Officials from the two countries have issued contradictory statements since then on whether a deal has been signed, but Russian Deputy Foreign Minister Sergei Ryabkov said on Monday one was already being implemented.
“I wanted to draw your attention to the rolling out of the oil-for-goods deal, which is on a very significant scale,” Ryabkov told a briefing with members of the upper house of parliament on the talks with Iran.
“In exchange for Iranian crude oil supplies, we are delivering certain products. This is not banned or limited under the current sanctions regime.”
He declined to give further details. Russia’s Agriculture Ministry declined comment and the Energy Ministry did not respond to a request for comment. There was no comment from Iran.
Iran is the third-largest buyer of Russian wheat, and Moscow and Tehran have been discussing the oil-for-goods barter deal for more than a year.
Russia hopes to reap economic and trade benefits if a final deal is concluded to build on the framework agreement reached in the Swiss city of Lausanne between Iran and Russia, the United States, France, Britain, Germany and China.
They have until June 30 to work out a detailed technical agreement under which Iran would curb its nuclear programme and allow international control in exchange for a lifting of economic sanctions.
US Secretary of State John Kerry on Monday raised concerns about the missile system sale with Russian Foreign Minister Sergei Lavrov, State Department spokeswoman Marie Harf said.
She said, however, that U.S. officials do not think Russia’s actions will hurt unity between the major powers in the nuclear talks.
Two to tango
Lavrov said the agreement in Lausanne wiped out the need for Moscow’s ban on the delivery of S-300 and that the system was defensive, hence would pose no threat to Iran’s foe, Israel.
“As a result of suspending the contract, we did not receive major sums that we were due. We see no need to continue doing this given progress in talks on Iran’s nuclear programme and the absolutely legitimate nature of the forthcoming deal,” he said.
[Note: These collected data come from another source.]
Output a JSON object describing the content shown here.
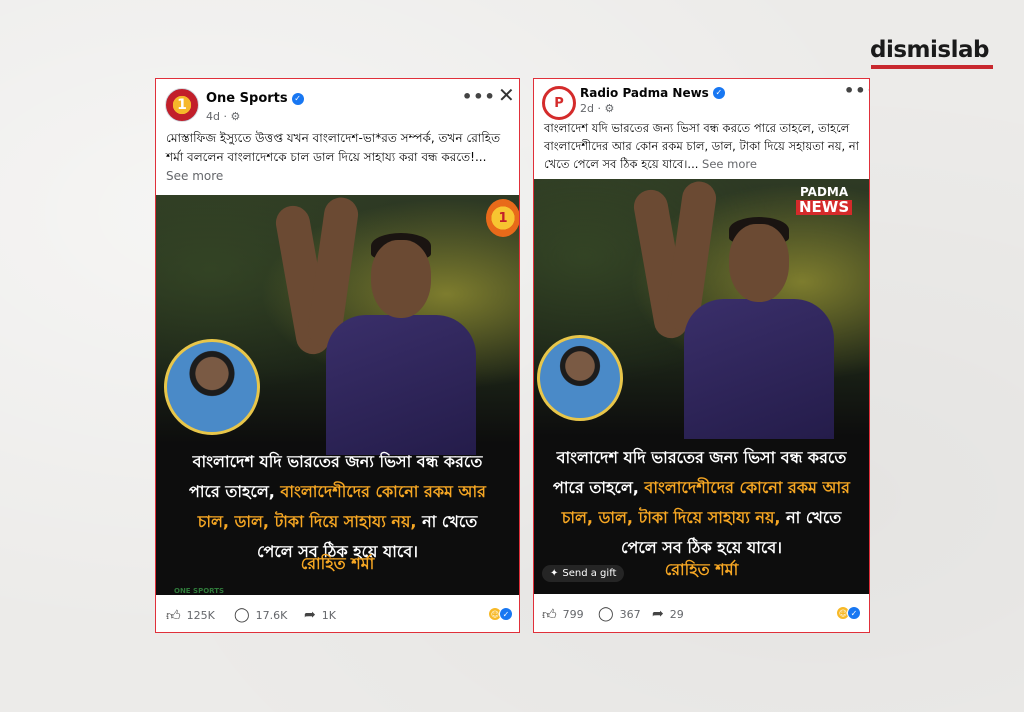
{
  "brand": {
    "name": "dismislab",
    "accent": "#c8282e"
  },
  "posts": [
    {
      "page_name": "One Sports",
      "avatar_letter": "1",
      "time": "4d · ⚙",
      "caption": "মোস্তাফিজ ইস্যুতে উত্তপ্ত যখন বাংলাদেশ-ভা*রত সম্পর্ক, তখন রোহিত শর্মা বললেন বাংলাদেশকে চাল ডাল দিয়ে সাহায্য করা বন্ধ করতে!...",
      "see_more": "See more",
      "badge": "1",
      "media_text_white": "বাংলাদেশ যদি ভারতের জন্য ভিসা বন্ধ করতে পারে তাহলে,",
      "media_text_orange": "বাংলাদেশীদের কোনো রকম আর চাল, ডাল, টাকা দিয়ে সাহায্য নয়,",
      "media_text_white2": "না খেতে পেলে সব ঠিক হয়ে যাবে।",
      "signature": "রোহিত শর্মা",
      "watermark": "ONE SPORTS",
      "likes": "125K",
      "comments": "17.6K",
      "shares": "1K"
    },
    {
      "page_name": "Radio Padma News",
      "avatar_letter": "P",
      "time": "2d · ⚙",
      "caption": "বাংলাদেশ যদি ভারতের জন্য ভিসা বন্ধ করতে পারে তাহলে, তাহলে বাংলাদেশীদের আর কোন রকম চাল, ডাল, টাকা দিয়ে সহায়তা নয়, না খেতে পেলে সব ঠিক হয়ে যাবে।...",
      "see_more": "See more",
      "logo_line1": "PADMA",
      "logo_line2": "NEWS",
      "media_text_white": "বাংলাদেশ যদি ভারতের জন্য ভিসা বন্ধ করতে পারে তাহলে,",
      "media_text_orange": "বাংলাদেশীদের কোনো রকম আর চাল, ডাল, টাকা দিয়ে সাহায্য নয়,",
      "media_text_white2": "না খেতে পেলে সব ঠিক হয়ে যাবে।",
      "signature": "রোহিত শর্মা",
      "gift_label": "Send a gift",
      "likes": "799",
      "comments": "367",
      "shares": "29"
    }
  ],
  "icons": {
    "more": "more-dots-icon",
    "close": "close-icon",
    "like": "thumbs-up-icon",
    "comment": "comment-bubble-icon",
    "share": "share-arrow-icon"
  }
}
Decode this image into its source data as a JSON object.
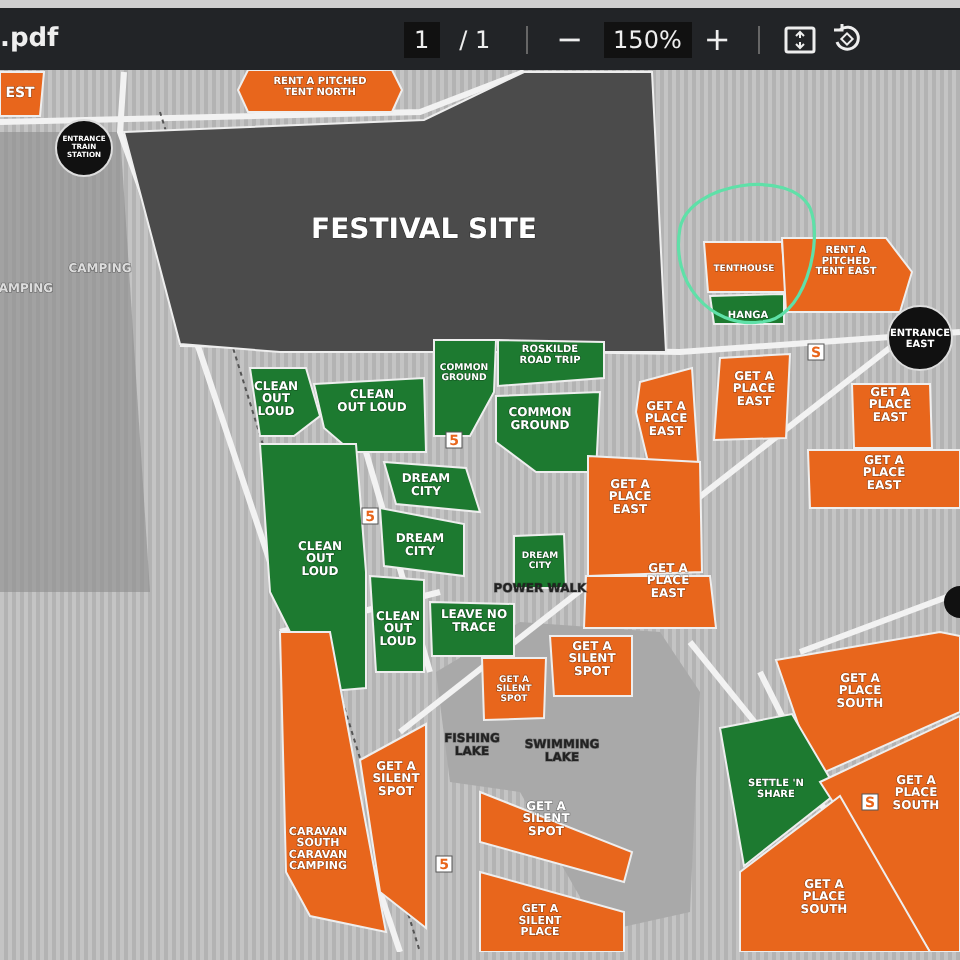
{
  "viewer": {
    "file_name": ".pdf",
    "page": "1",
    "page_total": "/ 1",
    "zoom_out": "−",
    "zoom": "150%",
    "zoom_in": "+"
  },
  "map": {
    "areas": [
      {
        "kind": "camping",
        "lines": [
          "EST"
        ]
      },
      {
        "kind": "camping",
        "lines": [
          "RENT A PITCHED",
          "TENT NORTH"
        ]
      },
      {
        "kind": "site",
        "lines": [
          "FESTIVAL SITE"
        ]
      },
      {
        "kind": "camping",
        "lines": [
          "TENTHOUSE"
        ]
      },
      {
        "kind": "camping",
        "lines": [
          "RENT A",
          "PITCHED",
          "TENT EAST"
        ]
      },
      {
        "kind": "green",
        "lines": [
          "HANGA"
        ]
      },
      {
        "kind": "green",
        "lines": [
          "CLEAN",
          "OUT",
          "LOUD"
        ]
      },
      {
        "kind": "green",
        "lines": [
          "CLEAN",
          "OUT LOUD"
        ]
      },
      {
        "kind": "green",
        "lines": [
          "COMMON",
          "GROUND"
        ]
      },
      {
        "kind": "green",
        "lines": [
          "ROSKILDE",
          "ROAD TRIP"
        ]
      },
      {
        "kind": "green",
        "lines": [
          "COMMON",
          "GROUND"
        ]
      },
      {
        "kind": "camping",
        "lines": [
          "GET A",
          "PLACE",
          "EAST"
        ]
      },
      {
        "kind": "camping",
        "lines": [
          "GET A",
          "PLACE",
          "EAST"
        ]
      },
      {
        "kind": "camping",
        "lines": [
          "GET A",
          "PLACE",
          "EAST"
        ]
      },
      {
        "kind": "camping",
        "lines": [
          "GET A",
          "PLACE",
          "EAST"
        ]
      },
      {
        "kind": "green",
        "lines": [
          "DREAM",
          "CITY"
        ]
      },
      {
        "kind": "green",
        "lines": [
          "CLEAN",
          "OUT",
          "LOUD"
        ]
      },
      {
        "kind": "green",
        "lines": [
          "DREAM",
          "CITY"
        ]
      },
      {
        "kind": "green",
        "lines": [
          "DREAM",
          "CITY"
        ]
      },
      {
        "kind": "green",
        "lines": [
          "CLEAN",
          "OUT",
          "LOUD"
        ]
      },
      {
        "kind": "green",
        "lines": [
          "LEAVE NO",
          "TRACE"
        ]
      },
      {
        "kind": "camping",
        "lines": [
          "GET A",
          "PLACE",
          "EAST"
        ]
      },
      {
        "kind": "camping",
        "lines": [
          "GET A",
          "PLACE",
          "EAST"
        ]
      },
      {
        "kind": "camping",
        "lines": [
          "GET A",
          "SILENT",
          "SPOT"
        ]
      },
      {
        "kind": "camping",
        "lines": [
          "GET A",
          "SILENT",
          "SPOT"
        ]
      },
      {
        "kind": "camping",
        "lines": [
          "GET A",
          "PLACE",
          "SOUTH"
        ]
      },
      {
        "kind": "camping",
        "lines": [
          "GET A",
          "SILENT",
          "SPOT"
        ]
      },
      {
        "kind": "green",
        "lines": [
          "SETTLE 'N",
          "SHARE"
        ]
      },
      {
        "kind": "camping",
        "lines": [
          "GET A",
          "PLACE",
          "SOUTH"
        ]
      },
      {
        "kind": "camping",
        "lines": [
          "CARAVAN",
          "SOUTH",
          "CARAVAN",
          "CAMPING"
        ]
      },
      {
        "kind": "camping",
        "lines": [
          "GET A",
          "SILENT",
          "SPOT"
        ]
      },
      {
        "kind": "camping",
        "lines": [
          "GET A",
          "SILENT",
          "PLACE"
        ]
      },
      {
        "kind": "camping",
        "lines": [
          "GET A",
          "PLACE",
          "SOUTH"
        ]
      }
    ],
    "entrances": [
      {
        "lines": [
          "ENTRANCE",
          "TRAIN",
          "STATION"
        ]
      },
      {
        "lines": [
          "ENTRANCE",
          "EAST"
        ]
      }
    ],
    "place_labels": [
      {
        "lines": [
          "CAMPING"
        ]
      },
      {
        "lines": [
          "AMPING"
        ]
      },
      {
        "lines": [
          "POWER WALK"
        ]
      },
      {
        "lines": [
          "FISHING",
          "LAKE"
        ]
      },
      {
        "lines": [
          "SWIMMING",
          "LAKE"
        ]
      }
    ],
    "signs": [
      "5",
      "5",
      "5",
      "S",
      "S"
    ]
  }
}
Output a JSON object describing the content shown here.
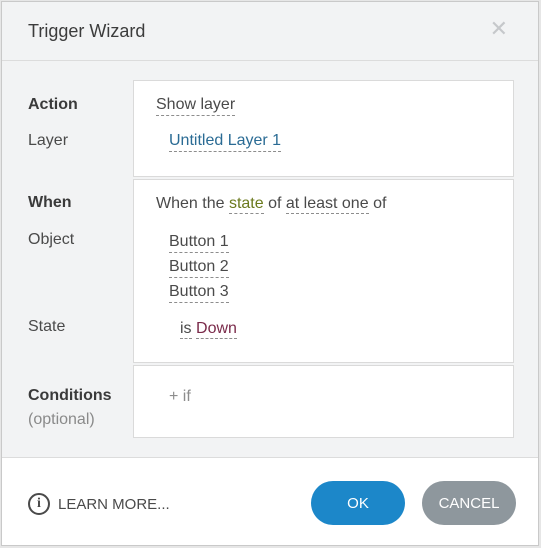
{
  "dialog": {
    "title": "Trigger Wizard",
    "close_glyph": "✕"
  },
  "action": {
    "section_label": "Action",
    "action_value": "Show layer",
    "layer_label": "Layer",
    "layer_value": "Untitled Layer 1"
  },
  "when": {
    "section_label": "When",
    "sentence": {
      "prefix": "When the",
      "state_link": "state",
      "of_word": "of",
      "quantifier_link": "at least one",
      "suffix": "of"
    },
    "object_label": "Object",
    "objects": [
      "Button 1",
      "Button 2",
      "Button 3"
    ],
    "state_label": "State",
    "state_is": "is",
    "state_value": "Down"
  },
  "conditions": {
    "section_label": "Conditions",
    "section_sublabel": "(optional)",
    "add_if": "+ if"
  },
  "footer": {
    "learn_more": "LEARN MORE...",
    "ok": "OK",
    "cancel": "CANCEL"
  },
  "colors": {
    "accent_blue": "#1c87c9",
    "cancel_grey": "#8e979d",
    "link_blue": "#2a6b94",
    "state_olive": "#6b7a1e",
    "value_maroon": "#7a2a4a"
  },
  "icons": {
    "close": "close-icon",
    "info": "info-icon"
  }
}
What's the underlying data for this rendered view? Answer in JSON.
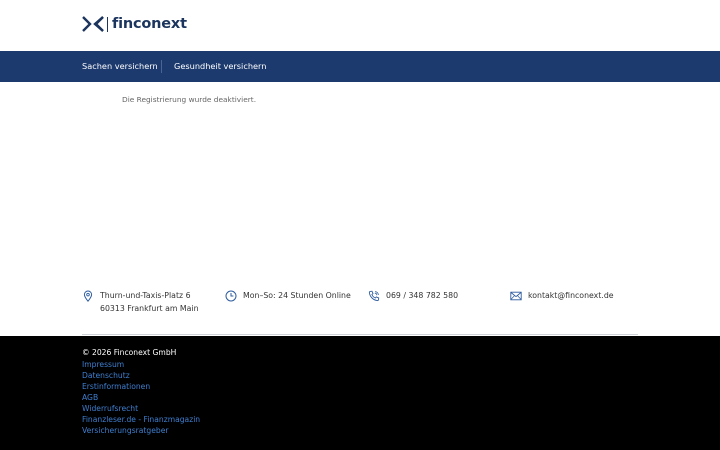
{
  "brand": {
    "name": "finconext",
    "color": "#1c355e",
    "icon": "finconext-logo-icon"
  },
  "nav": {
    "background": "#1c3a6e",
    "items": [
      {
        "label": "Sachen versichern"
      },
      {
        "label": "Gesundheit versichern"
      }
    ]
  },
  "main": {
    "message": "Die Registrierung wurde deaktiviert."
  },
  "contact": {
    "accent": "#2e5c9e",
    "items": [
      {
        "icon": "location-pin-icon",
        "lines": [
          "Thurn-und-Taxis-Platz 6",
          "60313 Frankfurt am Main"
        ]
      },
      {
        "icon": "clock-icon",
        "lines": [
          "Mon–So: 24 Stunden Online"
        ]
      },
      {
        "icon": "phone-icon",
        "lines": [
          "069 / 348 782 580"
        ]
      },
      {
        "icon": "mail-icon",
        "lines": [
          "kontakt@finconext.de"
        ]
      }
    ]
  },
  "footer": {
    "copyright": "© 2026 Finconext GmbH",
    "link_color": "#3f7fd0",
    "links": [
      {
        "label": "Impressum"
      },
      {
        "label": "Datenschutz"
      },
      {
        "label": "Erstinformationen"
      },
      {
        "label": "AGB"
      },
      {
        "label": "Widerrufsrecht"
      },
      {
        "label": "Finanzleser.de - Finanzmagazin"
      },
      {
        "label": "Versicherungsratgeber"
      }
    ]
  }
}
The United States and Israel had lobbied Russia to block the missile sale before it did so in 2010, saying the S-300 system could be used to shield Iran’s nuclear facilities from possible future air strikes.
Leonid Ivashov, a retired Russian general who now heads the Moscow-based Centre for Geo-Political Analysis think tank, said the move was part of a race for future contracts in Iran.
“If we now delay and leave Iran waiting, then tomorrow, when sanctions are fully lifted, Washington and its allies will get Iran’s large market,” RIA news agency quoted him as saying.
Ryabkov suggested Russia had high hopes that its steady support for Iran would pay off in energy cooperation once international sanctions against Tehran are lifted.
“It takes two to tango. We are ready to provide our services and I am sure they will be pretty advantageous compared to other countries,” he said. “We never gave up on Iran in a difficult situation … Both for oil and gas, I think the prospects for our cooperation should not be underestimated.”
He also reiterated Moscow’s view that an arms embargo on Iran should be lifted once a final nuclear deal is sealed.
Sanctions have cut Iran’s oil exports to about 1.1 million barrels per day from 2.5 million bpd in 2012. Analysts say Iran is unlikely to see a major boost in exports before next year.
One upper house lawmaker asked Ryabkov whether lifting sanctions on Tehran could undermine Russia’s position on global energy markets, including as the main gas supplier to Europe.
“I am not confident as yet that the Iranian side would be ready to carry out supplies of natural gas from its fields quickly and in large quantities to Europe. This requires infrastructure that is difficult to build,” he said.
A raft of global sanctions imposed on Iran over its alleged nuclear activities will be lifted over time, if the Islamic Republic sticks to the terms of a final deal with the global powers reached on 2 April after 12 years of brinkmanship, threats and confrontation.
The framework is contingent on reaching an agreement by 30 June. All sanctions on Iran remain in place until a final deal, which world powers hope will make it virtually impossible for Iran to make nuclear weapons under the guise of its civilian program.
Many details still need to be worked out. Diplomats close to the negotiations said the deal was fragile. It could not be ruled out that the understandings reached could collapse between now and 30 June. Experts believe it will be much harder to reach a final deal than it was to agree the framework accord.